This project is a simple experiment combining ray marching and noise generation in three or four dimensions. I am sure there is a lot of room for shader optimization, however for this performance is not my focus.

See it live here.

Ray marching requires a signed function to define the exterior and interior of the displayed object. In this project, I use a ℝ³ ⟼ ℝ or ℝ⁴ ⟼ ℝ noise field. The noise output is in [-0.5,+0.5] (plus a constant used to change the density parameter). The displayed isosurface is the one formed by the points where the noise is 0: positive values are ouside the object, negative lower are inside it.

Using noise fields gives interesting results visually, however it is very costly performance-wise because there is no nice formula to describe such a field. It needs to be evaluated for each step of each ray, so it requires a lot computation.

For simplicity, I chose to use a constant step size for the ray marching. Indeed, the noise fields I use are not exactly signed distance functions because they lack an interesting property: the value at a given point is not equal to the distance to the isosurface. However, I could have used an adaptative step size because the noise fields are continuous enough and their gradient is bounded. Given the scale of the noise and the local deformation of space, it is certainly possible to compute this bound.
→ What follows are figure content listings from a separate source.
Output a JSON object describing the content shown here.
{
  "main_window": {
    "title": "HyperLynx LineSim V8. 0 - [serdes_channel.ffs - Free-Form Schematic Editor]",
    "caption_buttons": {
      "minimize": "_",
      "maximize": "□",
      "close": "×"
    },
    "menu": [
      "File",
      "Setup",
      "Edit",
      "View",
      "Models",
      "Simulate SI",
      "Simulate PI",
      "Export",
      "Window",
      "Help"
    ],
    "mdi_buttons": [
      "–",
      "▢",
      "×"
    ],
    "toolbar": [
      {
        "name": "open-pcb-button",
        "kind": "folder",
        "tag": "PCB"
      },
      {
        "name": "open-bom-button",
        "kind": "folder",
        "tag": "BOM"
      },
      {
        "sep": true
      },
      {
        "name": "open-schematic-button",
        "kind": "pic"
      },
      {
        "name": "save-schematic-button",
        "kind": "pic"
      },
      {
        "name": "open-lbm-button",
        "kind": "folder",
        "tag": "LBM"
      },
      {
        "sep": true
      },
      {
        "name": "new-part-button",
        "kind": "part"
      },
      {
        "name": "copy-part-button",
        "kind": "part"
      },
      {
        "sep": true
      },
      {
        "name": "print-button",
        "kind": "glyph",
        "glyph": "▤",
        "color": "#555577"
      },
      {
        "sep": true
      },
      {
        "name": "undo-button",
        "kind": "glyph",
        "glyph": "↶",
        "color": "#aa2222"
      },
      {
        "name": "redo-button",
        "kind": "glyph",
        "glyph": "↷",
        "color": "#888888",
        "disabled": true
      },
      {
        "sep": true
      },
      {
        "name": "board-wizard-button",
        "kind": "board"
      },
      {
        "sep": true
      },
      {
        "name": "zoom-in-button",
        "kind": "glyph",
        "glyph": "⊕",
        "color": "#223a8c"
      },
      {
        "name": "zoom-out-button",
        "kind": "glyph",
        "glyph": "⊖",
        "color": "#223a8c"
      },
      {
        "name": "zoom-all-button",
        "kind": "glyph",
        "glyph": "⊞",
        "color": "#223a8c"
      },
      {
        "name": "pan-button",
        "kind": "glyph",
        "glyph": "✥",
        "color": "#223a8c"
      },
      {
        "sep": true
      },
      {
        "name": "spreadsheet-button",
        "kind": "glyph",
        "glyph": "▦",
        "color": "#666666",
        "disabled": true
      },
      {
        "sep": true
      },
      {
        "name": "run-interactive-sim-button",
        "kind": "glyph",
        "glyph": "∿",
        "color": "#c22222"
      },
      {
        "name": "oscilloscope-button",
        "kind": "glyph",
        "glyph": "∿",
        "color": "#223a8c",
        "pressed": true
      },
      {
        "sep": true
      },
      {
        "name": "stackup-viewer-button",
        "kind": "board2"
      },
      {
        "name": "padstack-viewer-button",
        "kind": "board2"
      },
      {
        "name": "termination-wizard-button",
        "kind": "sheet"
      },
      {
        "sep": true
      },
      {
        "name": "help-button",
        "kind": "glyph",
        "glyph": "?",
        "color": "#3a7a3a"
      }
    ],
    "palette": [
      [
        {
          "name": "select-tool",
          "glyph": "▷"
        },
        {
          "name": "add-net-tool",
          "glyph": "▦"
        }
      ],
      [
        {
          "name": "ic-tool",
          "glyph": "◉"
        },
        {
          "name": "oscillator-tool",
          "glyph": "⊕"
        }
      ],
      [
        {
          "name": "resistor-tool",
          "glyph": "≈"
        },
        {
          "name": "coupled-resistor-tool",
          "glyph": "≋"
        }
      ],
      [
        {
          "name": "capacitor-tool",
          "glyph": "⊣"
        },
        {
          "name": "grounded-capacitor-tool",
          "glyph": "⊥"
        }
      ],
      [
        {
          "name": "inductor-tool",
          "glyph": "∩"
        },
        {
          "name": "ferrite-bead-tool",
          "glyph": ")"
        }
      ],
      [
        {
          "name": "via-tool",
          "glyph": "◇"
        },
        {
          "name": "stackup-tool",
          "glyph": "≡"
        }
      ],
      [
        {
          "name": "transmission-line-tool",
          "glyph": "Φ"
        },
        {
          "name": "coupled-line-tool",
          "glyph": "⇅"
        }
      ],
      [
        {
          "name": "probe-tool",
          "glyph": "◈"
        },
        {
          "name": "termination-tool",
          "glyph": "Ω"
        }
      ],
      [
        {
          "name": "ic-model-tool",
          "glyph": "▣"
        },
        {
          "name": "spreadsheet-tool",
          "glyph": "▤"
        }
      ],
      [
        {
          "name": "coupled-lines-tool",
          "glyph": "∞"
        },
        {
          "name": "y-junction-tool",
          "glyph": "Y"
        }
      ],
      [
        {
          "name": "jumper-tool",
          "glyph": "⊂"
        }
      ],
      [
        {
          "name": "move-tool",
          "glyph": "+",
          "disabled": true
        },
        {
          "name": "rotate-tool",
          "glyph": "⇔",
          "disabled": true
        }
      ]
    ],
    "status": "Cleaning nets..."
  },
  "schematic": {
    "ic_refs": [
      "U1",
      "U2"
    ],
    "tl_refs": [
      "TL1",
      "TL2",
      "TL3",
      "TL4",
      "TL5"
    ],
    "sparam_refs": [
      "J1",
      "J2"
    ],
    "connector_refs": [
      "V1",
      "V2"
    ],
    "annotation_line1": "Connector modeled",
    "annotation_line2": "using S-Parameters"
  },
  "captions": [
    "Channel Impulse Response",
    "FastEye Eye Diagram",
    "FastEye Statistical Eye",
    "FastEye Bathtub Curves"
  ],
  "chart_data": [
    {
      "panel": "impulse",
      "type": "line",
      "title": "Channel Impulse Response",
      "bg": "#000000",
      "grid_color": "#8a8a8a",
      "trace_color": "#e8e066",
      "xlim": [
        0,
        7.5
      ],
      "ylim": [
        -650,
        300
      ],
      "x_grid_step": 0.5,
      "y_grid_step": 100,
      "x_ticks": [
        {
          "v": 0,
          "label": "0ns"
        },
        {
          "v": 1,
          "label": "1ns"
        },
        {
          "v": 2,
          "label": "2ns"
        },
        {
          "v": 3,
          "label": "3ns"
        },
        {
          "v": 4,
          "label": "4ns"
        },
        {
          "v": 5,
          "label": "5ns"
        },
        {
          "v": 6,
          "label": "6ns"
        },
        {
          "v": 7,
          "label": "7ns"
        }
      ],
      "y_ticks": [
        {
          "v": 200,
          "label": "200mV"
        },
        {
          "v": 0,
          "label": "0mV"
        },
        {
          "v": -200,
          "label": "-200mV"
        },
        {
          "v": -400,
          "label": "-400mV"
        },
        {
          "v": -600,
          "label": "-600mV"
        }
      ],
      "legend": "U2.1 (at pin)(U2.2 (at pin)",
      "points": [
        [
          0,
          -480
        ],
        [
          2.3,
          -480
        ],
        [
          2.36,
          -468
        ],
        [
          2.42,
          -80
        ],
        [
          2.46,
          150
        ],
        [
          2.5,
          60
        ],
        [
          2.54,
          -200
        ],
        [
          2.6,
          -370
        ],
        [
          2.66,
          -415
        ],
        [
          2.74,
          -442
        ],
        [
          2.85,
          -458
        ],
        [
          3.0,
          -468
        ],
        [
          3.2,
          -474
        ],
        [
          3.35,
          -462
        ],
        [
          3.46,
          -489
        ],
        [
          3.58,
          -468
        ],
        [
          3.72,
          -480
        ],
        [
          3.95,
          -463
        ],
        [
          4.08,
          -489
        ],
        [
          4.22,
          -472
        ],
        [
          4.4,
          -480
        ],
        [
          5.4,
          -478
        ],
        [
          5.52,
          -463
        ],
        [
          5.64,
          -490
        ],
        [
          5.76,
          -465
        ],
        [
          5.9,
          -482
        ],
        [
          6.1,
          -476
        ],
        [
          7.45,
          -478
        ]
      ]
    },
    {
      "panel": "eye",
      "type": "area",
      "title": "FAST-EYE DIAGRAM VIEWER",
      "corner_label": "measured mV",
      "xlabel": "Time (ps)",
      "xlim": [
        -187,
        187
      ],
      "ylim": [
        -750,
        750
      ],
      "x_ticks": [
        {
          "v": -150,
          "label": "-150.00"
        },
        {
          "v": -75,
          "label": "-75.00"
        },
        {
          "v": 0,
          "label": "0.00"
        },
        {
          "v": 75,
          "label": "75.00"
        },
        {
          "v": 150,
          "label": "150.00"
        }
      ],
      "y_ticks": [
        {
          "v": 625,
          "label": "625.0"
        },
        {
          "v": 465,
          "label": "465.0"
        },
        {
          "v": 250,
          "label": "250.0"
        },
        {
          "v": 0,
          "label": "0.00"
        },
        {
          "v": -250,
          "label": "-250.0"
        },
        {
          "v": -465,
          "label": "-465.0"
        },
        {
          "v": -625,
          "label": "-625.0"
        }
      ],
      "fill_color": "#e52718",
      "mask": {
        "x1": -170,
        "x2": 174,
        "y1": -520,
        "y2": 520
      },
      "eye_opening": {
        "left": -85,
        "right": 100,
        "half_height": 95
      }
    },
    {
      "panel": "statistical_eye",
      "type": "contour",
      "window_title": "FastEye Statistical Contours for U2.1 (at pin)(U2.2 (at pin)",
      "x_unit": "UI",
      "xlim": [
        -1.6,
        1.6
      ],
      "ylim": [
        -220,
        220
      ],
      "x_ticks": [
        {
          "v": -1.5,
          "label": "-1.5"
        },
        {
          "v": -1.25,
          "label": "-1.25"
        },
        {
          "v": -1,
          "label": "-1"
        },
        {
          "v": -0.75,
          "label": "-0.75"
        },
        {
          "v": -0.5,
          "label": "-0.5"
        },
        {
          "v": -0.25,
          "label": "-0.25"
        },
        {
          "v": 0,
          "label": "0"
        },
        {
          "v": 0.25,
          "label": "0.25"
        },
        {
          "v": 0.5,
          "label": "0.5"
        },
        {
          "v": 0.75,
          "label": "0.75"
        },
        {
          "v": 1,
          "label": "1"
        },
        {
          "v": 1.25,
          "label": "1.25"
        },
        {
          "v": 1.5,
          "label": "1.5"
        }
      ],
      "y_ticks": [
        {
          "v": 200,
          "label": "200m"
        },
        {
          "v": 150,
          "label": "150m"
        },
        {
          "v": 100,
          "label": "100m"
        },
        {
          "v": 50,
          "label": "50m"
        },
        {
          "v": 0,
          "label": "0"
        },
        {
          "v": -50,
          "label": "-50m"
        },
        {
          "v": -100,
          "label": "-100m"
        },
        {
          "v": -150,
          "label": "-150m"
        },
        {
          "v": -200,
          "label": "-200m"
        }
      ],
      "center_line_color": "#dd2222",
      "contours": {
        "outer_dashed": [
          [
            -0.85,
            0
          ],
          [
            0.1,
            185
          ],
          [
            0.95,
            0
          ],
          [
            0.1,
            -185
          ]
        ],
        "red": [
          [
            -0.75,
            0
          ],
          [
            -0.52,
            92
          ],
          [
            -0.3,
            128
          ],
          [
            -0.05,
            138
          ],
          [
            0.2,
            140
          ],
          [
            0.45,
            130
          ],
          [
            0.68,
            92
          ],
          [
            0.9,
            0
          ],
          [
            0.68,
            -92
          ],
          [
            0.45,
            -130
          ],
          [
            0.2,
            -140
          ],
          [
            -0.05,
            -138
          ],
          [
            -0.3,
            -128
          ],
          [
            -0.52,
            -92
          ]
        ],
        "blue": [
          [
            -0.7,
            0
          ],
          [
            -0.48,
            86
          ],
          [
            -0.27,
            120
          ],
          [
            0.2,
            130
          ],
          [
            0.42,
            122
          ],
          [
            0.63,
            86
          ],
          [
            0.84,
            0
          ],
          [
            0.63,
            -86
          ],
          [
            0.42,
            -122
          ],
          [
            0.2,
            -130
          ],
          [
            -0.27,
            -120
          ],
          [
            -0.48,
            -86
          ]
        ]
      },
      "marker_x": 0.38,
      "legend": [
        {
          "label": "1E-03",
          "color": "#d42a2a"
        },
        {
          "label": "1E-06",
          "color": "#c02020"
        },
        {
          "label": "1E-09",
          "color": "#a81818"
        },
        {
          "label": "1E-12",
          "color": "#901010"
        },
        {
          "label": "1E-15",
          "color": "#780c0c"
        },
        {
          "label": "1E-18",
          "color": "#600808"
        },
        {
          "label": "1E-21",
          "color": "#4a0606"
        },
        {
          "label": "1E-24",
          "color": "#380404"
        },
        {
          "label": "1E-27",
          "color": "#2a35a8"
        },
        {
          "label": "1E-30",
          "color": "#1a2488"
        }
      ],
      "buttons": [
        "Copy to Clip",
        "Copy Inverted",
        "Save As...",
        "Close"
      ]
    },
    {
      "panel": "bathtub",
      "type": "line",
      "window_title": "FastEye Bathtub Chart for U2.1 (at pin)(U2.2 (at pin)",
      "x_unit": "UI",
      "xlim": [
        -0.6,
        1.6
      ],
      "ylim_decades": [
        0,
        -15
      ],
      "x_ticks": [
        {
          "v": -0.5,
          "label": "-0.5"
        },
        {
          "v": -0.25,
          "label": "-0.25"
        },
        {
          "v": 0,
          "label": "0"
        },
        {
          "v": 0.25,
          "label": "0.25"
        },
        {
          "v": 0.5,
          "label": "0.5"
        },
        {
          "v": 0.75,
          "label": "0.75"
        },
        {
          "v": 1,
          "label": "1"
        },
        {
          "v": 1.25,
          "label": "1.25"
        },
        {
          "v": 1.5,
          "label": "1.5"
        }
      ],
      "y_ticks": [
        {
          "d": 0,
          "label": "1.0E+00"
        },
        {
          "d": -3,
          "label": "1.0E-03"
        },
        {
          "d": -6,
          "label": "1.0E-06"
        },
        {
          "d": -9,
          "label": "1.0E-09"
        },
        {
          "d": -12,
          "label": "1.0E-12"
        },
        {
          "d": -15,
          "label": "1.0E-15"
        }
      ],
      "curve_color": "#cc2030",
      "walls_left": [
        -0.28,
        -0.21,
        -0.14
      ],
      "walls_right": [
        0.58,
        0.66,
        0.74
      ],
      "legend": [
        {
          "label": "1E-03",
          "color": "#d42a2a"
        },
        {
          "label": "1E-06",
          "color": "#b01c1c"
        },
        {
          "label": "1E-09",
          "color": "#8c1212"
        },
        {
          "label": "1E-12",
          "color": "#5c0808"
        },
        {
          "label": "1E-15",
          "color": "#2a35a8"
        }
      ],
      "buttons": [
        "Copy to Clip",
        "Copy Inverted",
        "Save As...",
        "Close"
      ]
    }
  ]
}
The normal is computed by taking 3 samples around the point, to compute the local gradient.

Since I take large constant-sized steps for the ray-marching, the rays often end up being quite far from the actual surface. This leads to discontinuities in the computed normals. Moreover these discontinuities are relative to the screenspace, so they appear to be moving with the camera, which is distracting.
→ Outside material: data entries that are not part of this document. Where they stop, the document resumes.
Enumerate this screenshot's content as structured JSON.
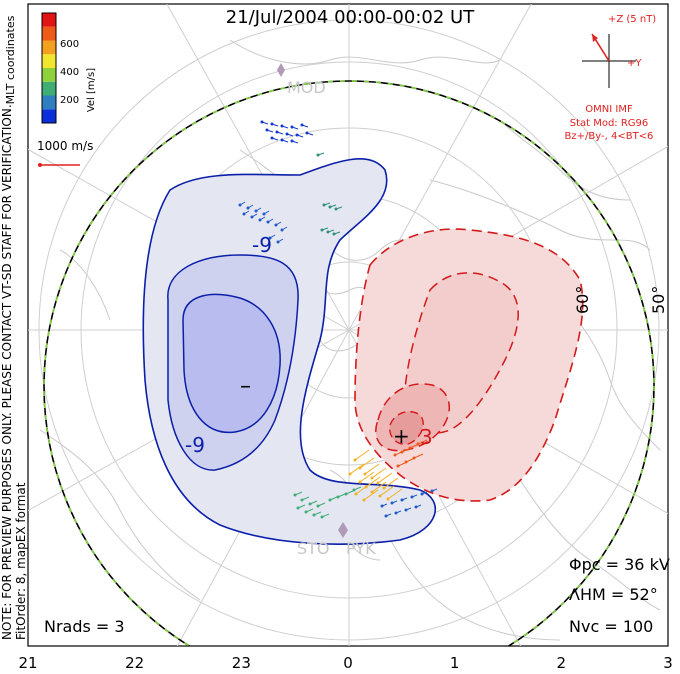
{
  "header": {
    "title": "21/Jul/2004 00:00-00:02 UT",
    "side_note": "NOTE: FOR PREVIEW PURPOSES ONLY. PLEASE CONTACT VT-SD STAFF FOR VERIFICATION.",
    "fit_note": "FitOrder: 8, mapEX format",
    "coord_label": "MLT coordinates"
  },
  "colorbar": {
    "label": "Vel [m/s]",
    "ticks": [
      "200",
      "400",
      "600"
    ],
    "colors": [
      "#0b2fd9",
      "#2f7fc0",
      "#3fae74",
      "#8fd13a",
      "#f0e630",
      "#f3a020",
      "#ee5a18",
      "#e21515"
    ]
  },
  "reference_vector": {
    "label": "1000 m/s",
    "color": "#e02020"
  },
  "imf": {
    "scale_label": "+Z (5 nT)",
    "y_label": "+Y",
    "source": "OMNI IMF",
    "model": "Stat Mod: RG96",
    "condition": "Bz+/By-, 4<BT<6",
    "color": "#e02020"
  },
  "stations": [
    "MOD",
    "STO",
    "PYK"
  ],
  "latitude_labels": [
    "60°",
    "50°"
  ],
  "contour_labels": [
    "-9",
    "-9",
    "3"
  ],
  "extrema": {
    "max_symbol": "+",
    "min_symbol": "–"
  },
  "stats": {
    "phi_pc": "Φpc = 36 kV",
    "lambda_hm": "ΛHM = 52°",
    "n_vc": "Nvc = 100",
    "n_rads": "Nrads = 3"
  },
  "chart_data": {
    "type": "heatmap",
    "title": "21/Jul/2004 00:00-00:02 UT",
    "x_axis": {
      "label": "",
      "ticks": [
        "21",
        "22",
        "23",
        "0",
        "1",
        "2",
        "3"
      ]
    },
    "colorbar": {
      "label": "Vel [m/s]",
      "ticks": [
        200,
        400,
        600
      ]
    },
    "potential_contours_kV": [
      -9,
      3
    ],
    "cross_polar_cap_potential_kV": 36,
    "heppner_maynard_boundary_deg": 52,
    "n_vectors": 100,
    "n_radars": 3,
    "latitude_circles_deg": [
      60,
      50
    ]
  }
}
To mitigate this issue, just before computing the normal, I do a little more ray-marching, this time using baby adaptative steps to try to get a bit closer to the surface. Using only 10 steps gives a satisfying result at an acceptable cost. However, sometimes there are still a few artifacts left.

Without normal smoothing, the fixed step size creates displeasing discontinuities.
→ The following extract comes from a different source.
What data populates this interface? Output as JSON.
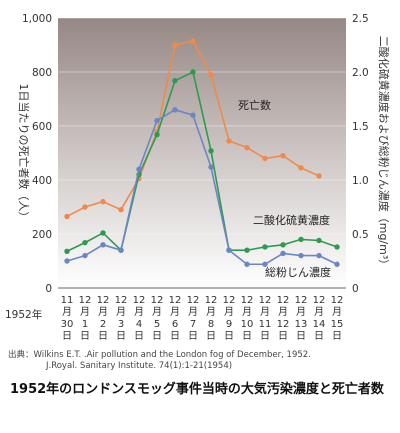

With normal smoothing, these discontinuities are mostly hidden, except in some problematic areas.

This project supports 3 types of noise: value noise, gradient noise and a simplex-like noise. Their different properties can be used to create various effects:

• value noise is computed by creating evenly-spaced points on the natural space-grid, evaluating a scalar value on each of those points and simply interpolating between them to fill the space. The result is very geometric and one can clearly see the underlying grid. It almost looks like plumbing.
• gradient noise also uses points along the grid. However, contrarily to value noise, it is a vector value that is computed on each point. Then the influence of each point is computed using dot product, and the result is interpolated. Gradient noise is way more rounded, organic and natural looking than value noise. It is a tiny bit more heavy to compute.
• simplex noise uses the same basic idea as gradient noise, however it doesn't use a euclidian grid: for instance, in 2D it uses triangles instead of squares, in 3D pyramids instead of cubes etc. It is theoretically way faster than gradient noise because it only requires evaluating and interpolating between 4 points instead of 8. It is supposed to look smoother than gradient noise, mostly because it doesn't use a square grid structure. I didn't implement it myself but borrowed it from other projects. I have to admit that I am a bit disappointed because the hexagonal structure is quite visible (especially for the 4D code). I supposed it is due to the implementation being over-simplified for performanced reasons.

To further explore the noise properties, a deformation can be applied to either dilate or contract space around the center of the sphere.

Contraction deformation

Dilatation deformation

There are two animation modes that both allow for smooth continuous changes:

• the 4D mode, in which the noise field is 4-dimensional, the fourth dimension being time. This creates the unsettling impression of witnessing an otherwordly object crossing our dimension.
• the 3D mode, which is cheaper since it only requires a 3-dimensional noise field. The time is simply used to translate the coordinates. This creates a pleasant flow effect.